La rivolta delle donne in Forza Italia. Carfagna e Prestigiacomo guidano 15 deputati per il sì alle unioni civili

di Stefano Iannaccone
Politica

Una rivolta delle donne in Forza Italia. Giusto con una “quota azzurra” di rappresentanti maschili. Che non cambia il quadro: la trazione della mini-fronda è decisamente al femminile. Sulle unioni civili, infatti, il partito di Silvio Berlusconi andrà in ordine sparso alla Camera. Sono almeno 15, forse 20 (su un totale di 53), i deputati che hanno manifestato l’intenzione di votare la legge che approderà a Montecitorio il prossimo 9 maggio. Certo, Forza Italia non voterà la fiducia che quasi sicuramente metterà il Governo sul provvedimento. “Porre la fiducia è una forzatura che conferma le divisioni della maggioranza. Ma le unioni civili sono un fatto positivo”, spiega l’ex ministra Stefania Prestigiacomo, che insieme a Mara Carfagna ha spinto per ottenere la libertà di coscienza sul testo già passato al Senato. La lista dei favorevoli include anche l’ex ministra delle Politiche agricole, Nunzia De Girolamo, l’ex presidente della Regione Lazio, Renata Polverini, la presidente della Commissione Equality and non Discrimination del Consiglio d’Europa, Elena Centemero, l’ex sottosegretario Laura Ravetto, e Lorena Milanato. Un parterre al femminile di grande spessore, visti i nomi che lo compongono, a cui si aggiunge la pattuglia maschile con Elio Vito, Elio Massimo Palmizio e Giorgio Lainati. E altri ancora verranno allo scoperto nelle prossime ore.

Mediazione fallita
La decisione non è maturata in maniera indolore, nonostante la fronda laica abbia elogiato la libertà di coscienza lasciata dal gruppo di Forza Italia.
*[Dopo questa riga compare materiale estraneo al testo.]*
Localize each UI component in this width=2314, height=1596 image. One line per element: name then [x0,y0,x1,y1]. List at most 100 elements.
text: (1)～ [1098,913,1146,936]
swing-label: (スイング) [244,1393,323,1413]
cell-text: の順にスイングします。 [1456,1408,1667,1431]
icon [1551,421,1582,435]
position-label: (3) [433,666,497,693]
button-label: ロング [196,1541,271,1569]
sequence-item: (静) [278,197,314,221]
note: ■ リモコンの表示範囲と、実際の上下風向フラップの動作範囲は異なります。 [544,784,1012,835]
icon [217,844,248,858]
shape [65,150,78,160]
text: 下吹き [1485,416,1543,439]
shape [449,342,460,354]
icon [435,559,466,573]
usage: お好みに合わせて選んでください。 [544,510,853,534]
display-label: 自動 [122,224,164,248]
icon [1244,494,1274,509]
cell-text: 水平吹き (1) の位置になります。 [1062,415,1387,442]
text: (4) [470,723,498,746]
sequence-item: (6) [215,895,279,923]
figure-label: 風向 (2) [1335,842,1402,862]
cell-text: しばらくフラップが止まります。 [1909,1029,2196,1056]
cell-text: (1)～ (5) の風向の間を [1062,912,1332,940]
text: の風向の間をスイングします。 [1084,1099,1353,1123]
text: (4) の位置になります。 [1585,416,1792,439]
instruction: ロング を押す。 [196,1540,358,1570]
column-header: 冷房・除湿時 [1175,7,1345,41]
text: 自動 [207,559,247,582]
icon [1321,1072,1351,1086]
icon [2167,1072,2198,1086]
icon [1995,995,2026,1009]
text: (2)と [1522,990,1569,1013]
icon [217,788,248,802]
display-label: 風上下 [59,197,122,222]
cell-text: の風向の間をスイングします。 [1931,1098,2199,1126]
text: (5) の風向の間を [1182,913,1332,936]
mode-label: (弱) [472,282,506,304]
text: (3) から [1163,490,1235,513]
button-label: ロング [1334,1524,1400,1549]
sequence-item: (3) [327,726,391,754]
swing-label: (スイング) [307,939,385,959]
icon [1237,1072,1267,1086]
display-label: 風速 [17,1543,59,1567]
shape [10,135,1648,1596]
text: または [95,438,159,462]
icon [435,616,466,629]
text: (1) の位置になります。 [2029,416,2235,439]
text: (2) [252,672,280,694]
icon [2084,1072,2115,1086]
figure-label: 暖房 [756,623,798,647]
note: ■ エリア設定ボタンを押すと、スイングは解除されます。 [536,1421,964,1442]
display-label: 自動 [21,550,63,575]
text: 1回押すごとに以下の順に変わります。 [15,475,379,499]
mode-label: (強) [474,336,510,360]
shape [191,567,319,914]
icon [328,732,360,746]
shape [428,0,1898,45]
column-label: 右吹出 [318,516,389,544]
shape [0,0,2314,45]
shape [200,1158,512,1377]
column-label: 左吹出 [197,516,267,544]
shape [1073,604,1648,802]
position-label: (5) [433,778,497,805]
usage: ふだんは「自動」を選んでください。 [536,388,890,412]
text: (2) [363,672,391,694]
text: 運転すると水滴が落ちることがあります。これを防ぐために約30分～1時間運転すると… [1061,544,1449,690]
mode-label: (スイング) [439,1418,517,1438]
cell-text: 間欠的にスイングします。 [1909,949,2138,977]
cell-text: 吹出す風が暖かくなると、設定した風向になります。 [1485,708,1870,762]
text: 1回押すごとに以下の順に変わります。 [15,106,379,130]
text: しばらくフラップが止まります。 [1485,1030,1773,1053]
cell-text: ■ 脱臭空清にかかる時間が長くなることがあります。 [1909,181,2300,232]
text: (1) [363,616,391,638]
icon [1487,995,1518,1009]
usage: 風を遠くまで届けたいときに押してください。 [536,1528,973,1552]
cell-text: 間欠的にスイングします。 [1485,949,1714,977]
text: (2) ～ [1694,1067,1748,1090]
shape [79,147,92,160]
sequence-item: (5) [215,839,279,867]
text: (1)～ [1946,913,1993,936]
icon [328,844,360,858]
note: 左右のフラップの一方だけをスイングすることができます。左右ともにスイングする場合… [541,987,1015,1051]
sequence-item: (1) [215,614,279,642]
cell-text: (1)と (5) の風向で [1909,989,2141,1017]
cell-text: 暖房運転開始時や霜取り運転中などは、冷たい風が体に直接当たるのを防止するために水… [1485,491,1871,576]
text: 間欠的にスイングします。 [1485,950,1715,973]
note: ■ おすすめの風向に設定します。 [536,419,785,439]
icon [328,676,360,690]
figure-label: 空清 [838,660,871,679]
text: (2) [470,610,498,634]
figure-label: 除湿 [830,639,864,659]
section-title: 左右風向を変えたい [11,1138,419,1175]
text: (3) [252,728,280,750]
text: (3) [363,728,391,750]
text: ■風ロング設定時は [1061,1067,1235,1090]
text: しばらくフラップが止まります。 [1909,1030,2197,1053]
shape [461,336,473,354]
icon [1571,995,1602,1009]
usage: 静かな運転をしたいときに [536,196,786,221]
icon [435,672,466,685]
Secondo la ricostruzione, infatti, il presidente Renato Brunetta voleva inizialmente chiedere il “no” a tutti i deputati, sposando la tesi portata avanti da Daniela Santanchè. Nel corso della riunione a Montecitorio, a cui Mara Carfagna non ha partecipato, sono emerse alcune tensioni. Laura Ravetto ha cercato un punto di equilibrio: lasciare le mani libere ai parlamentari in cambio della cancellazione della conferenza stampa – convocata alla Camera – in cui Carfagna, Prestigiacomo, Vito, Polverini e De Girolamo hanno annunciato la posizione favorevole alle unioni civili. “Ho proposto una mediazione per evitare che l’annuncio pubblico favorisse strumentalizzazioni”, spiega Ravetto a La Notizia. “Ma – aggiunge – il tentativo non è stato accolto”. Stefania Prestigiacomo, durante il vertice del gruppo, ha ribadito di non voler cancellare l’appuntamento con la stampa. Ed Elio Vito ha individuato anche un elemento di forza: “La nostra posizione di apertura è un bene per la ricchezza e la pluralità di posizioni all’interno di Forza Italia e del centrodestra. Non dobbiamo lasciare certe battaglie in mano a una sinistra illiberale”. Ma non manca una stoccata da parte di Mara Carfagna: “A chi dice che vogliamo indebolire la famiglia, rispondiamo con un sorriso. Perché riconoscere i diritti non significa essere contrari alla famiglia”.

La critica e l’appoggio
Nemmeno la questione di fiducia ha provocato ripensamenti tra le donne di Forza Italia. “Siamo rimasti spiazzati dall’annuncio di Matteo Renzi”, ammette Prestigiacomo. Che precisa: “Diremo no alla fiducia, e sì al testo”. “Il presidente del Consiglio vuole trasformare anche questa legge in un ring. Ma le unioni civili non sono un incontro di pugilato. È la storia di discriminazioni e di persone che chiedono il riconoscimento di diritti”, le fa eco Carfagna. E proprio l’ex ministra lancia l’attacco: “Il testo è scritto male ed è contraddittorio, anche dal punto di vista di riferimenti normativi. Ma ha il merito di risolvere un problema aperto da troppo tempo in Italia”.